In message <[EMAIL PROTECTED]>, "Richard J. Sexton" writes:
>
>>It's also worth noting that virtually every other major Internet 
>>service has been swamped by unexpected load.  Predicting load, and 
>>engineering for it without prior experience in that particular kind (and
>>popularity) of service is just plain hard.
>>
>>              --Steve Bellovin
>
>You really think so Steve? The Porsche mailing lists have 34,000 subscribers
>and it seems to me the notion of inviting the world to vote on how the
>Interent will be run (especially in light of all the "outreach" talk
>that's bandied about) will have a much greater auduience than 
>a bunch of Porche owners. Anticipating 5000 users just weems wacky;
>if it were me I'd may sure it could work for a million with
>a contingency plan in place if/whe it exceeded that.

I really think that I've seen a lot of services become overloaded, including
ones where the designers were warned to "plan for success".  

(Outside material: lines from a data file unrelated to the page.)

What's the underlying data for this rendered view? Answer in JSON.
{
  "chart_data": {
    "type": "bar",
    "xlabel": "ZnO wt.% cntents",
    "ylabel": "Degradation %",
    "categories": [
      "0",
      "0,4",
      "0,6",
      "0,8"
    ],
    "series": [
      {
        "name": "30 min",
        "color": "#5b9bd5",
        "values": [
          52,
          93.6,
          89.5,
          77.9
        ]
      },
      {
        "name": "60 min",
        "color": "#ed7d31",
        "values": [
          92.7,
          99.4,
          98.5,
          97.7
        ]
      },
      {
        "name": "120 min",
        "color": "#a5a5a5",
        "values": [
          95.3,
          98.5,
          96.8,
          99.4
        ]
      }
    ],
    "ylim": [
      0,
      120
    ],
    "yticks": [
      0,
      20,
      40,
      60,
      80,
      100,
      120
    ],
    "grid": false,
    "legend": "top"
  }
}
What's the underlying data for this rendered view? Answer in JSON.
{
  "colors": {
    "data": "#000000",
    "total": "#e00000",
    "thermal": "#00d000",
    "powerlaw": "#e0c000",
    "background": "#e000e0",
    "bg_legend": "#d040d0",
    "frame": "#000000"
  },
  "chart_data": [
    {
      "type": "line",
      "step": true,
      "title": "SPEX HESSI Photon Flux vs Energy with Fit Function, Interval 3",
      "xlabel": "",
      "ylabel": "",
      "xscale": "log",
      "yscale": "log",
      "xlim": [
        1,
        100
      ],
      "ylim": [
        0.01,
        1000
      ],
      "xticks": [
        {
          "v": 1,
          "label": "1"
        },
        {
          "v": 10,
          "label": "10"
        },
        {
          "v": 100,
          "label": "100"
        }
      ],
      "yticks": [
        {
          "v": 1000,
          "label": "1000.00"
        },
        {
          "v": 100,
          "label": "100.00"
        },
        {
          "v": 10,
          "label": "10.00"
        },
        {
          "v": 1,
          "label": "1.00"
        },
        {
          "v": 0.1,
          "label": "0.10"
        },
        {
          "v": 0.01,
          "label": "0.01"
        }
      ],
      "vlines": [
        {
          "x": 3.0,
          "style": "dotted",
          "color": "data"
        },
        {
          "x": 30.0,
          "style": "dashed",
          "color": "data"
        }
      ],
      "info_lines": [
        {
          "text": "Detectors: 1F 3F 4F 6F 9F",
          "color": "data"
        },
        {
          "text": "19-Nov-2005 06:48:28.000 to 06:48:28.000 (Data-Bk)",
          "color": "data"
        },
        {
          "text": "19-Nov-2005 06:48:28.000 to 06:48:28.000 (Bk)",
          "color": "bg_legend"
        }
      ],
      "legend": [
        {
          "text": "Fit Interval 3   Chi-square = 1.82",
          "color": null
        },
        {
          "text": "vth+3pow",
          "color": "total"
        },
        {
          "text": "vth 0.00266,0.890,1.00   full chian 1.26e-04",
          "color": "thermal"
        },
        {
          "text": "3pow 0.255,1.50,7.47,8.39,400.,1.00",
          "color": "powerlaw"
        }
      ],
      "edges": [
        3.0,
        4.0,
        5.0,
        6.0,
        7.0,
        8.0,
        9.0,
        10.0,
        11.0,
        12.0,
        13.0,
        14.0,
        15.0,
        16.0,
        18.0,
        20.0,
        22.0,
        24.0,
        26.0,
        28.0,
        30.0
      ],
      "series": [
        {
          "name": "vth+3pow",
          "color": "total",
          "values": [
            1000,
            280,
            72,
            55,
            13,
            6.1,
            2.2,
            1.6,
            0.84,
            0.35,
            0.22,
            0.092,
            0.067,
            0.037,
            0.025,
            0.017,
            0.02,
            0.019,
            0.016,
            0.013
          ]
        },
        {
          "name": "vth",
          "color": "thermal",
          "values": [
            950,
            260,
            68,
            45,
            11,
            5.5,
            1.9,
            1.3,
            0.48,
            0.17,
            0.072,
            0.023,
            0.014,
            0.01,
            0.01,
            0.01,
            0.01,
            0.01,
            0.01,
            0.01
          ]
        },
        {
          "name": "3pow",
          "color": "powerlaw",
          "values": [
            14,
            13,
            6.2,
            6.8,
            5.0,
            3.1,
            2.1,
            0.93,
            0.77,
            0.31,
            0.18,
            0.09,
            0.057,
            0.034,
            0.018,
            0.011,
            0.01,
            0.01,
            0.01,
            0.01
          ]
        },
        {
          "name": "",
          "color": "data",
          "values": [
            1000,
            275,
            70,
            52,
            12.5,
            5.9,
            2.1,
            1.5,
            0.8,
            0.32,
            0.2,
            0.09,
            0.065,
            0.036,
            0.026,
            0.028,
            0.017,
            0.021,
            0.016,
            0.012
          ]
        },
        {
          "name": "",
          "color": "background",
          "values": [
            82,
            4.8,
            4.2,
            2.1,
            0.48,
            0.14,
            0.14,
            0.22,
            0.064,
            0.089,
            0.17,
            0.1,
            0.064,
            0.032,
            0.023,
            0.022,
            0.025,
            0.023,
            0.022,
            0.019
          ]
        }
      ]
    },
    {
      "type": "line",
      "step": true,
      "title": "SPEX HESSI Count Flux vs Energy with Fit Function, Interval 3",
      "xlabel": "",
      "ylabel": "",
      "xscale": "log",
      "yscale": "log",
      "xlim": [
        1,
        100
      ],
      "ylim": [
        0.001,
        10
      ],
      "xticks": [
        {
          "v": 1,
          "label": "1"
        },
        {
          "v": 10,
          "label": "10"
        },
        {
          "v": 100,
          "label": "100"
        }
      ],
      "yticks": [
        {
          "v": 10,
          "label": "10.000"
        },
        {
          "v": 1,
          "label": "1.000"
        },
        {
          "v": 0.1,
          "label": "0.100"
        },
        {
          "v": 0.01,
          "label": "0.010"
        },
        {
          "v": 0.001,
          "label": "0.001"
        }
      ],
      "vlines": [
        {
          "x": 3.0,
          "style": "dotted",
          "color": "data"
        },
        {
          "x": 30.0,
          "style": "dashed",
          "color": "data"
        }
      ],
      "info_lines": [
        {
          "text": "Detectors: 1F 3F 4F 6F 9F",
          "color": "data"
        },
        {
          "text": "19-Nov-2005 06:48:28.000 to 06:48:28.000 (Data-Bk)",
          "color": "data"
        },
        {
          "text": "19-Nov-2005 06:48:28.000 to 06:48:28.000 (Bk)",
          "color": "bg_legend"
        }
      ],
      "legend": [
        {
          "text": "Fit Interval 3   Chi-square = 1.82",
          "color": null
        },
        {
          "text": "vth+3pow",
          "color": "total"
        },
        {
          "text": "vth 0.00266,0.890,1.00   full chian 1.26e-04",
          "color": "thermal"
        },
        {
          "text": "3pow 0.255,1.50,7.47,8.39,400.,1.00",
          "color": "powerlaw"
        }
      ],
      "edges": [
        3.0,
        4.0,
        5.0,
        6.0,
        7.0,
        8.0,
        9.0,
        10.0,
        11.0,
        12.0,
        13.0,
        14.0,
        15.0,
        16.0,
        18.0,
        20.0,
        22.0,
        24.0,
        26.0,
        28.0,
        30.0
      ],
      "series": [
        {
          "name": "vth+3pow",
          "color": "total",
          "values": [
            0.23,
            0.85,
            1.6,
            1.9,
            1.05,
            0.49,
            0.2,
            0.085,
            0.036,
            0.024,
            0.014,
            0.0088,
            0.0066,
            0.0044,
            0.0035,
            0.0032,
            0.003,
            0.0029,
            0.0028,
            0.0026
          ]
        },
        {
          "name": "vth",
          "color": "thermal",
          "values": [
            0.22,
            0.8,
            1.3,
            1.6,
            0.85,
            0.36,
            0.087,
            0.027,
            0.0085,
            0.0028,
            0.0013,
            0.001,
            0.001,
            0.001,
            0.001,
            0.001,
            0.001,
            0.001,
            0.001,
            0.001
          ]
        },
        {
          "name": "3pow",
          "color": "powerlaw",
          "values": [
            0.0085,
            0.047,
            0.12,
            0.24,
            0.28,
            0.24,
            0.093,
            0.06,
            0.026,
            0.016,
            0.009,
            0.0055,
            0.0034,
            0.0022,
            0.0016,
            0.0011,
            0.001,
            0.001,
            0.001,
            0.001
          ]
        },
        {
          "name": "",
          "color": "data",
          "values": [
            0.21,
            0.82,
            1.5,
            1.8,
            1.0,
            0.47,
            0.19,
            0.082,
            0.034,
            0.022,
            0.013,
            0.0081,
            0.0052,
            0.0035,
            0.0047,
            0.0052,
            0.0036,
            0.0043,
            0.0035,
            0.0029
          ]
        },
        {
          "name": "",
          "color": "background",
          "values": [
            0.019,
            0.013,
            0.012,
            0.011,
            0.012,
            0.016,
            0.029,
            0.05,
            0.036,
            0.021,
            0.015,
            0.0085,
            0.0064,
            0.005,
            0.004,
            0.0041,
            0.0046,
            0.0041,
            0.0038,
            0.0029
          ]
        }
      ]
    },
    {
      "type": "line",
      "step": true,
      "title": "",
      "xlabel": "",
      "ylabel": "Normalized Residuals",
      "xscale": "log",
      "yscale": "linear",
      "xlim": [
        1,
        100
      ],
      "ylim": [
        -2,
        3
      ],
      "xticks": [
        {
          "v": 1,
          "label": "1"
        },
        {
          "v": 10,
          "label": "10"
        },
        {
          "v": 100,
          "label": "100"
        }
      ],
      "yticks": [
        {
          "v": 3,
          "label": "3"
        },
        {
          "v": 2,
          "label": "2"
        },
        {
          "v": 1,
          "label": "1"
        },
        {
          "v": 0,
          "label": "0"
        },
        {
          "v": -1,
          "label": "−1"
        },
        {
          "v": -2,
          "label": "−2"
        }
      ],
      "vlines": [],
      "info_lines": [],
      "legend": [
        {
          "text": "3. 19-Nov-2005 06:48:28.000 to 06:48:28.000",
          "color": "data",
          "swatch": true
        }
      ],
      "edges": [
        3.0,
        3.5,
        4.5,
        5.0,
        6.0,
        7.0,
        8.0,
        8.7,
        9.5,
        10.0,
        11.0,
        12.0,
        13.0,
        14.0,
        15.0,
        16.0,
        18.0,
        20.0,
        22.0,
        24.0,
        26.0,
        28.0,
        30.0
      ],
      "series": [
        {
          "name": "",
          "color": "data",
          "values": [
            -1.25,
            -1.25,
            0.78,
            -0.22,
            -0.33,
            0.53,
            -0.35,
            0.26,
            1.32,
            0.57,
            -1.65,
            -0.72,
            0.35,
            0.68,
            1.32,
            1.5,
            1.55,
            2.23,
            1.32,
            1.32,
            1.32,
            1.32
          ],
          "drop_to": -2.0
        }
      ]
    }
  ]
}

Is this such a case? I have no idea -- I haven't audited their staff, 
their plans, or their budget.  Planning for a million users is 
*expensive*, especially in a case like this where there's a significant 
amount of manual processing.  ICANN doesn't have an unlimited budget; 
they'd be acting iresponsibly if they did anything but plan for a 
rational estimate plus a decent amount of headroom.  But even if you 
have a perfect estimate of the load, sizing your systems for a given 
load isn't easy.  I'm definitely not calling this dishonesty; I'm not 
even calling it incompetence, since I've seen too many people I respect 
fail at similar tasks the first time around.  The touchstone for either 
issue is what happens the second time around, where you have experience 
to draw upon.

To me, the real question that needs to be answered is whether or not 
the registration woes are sufficiently bad and have excluded a 
sufficient number of people as to warrant postponing the election.  
That's a serious step, and would mean, among other things, that the 
interim board would continue longer.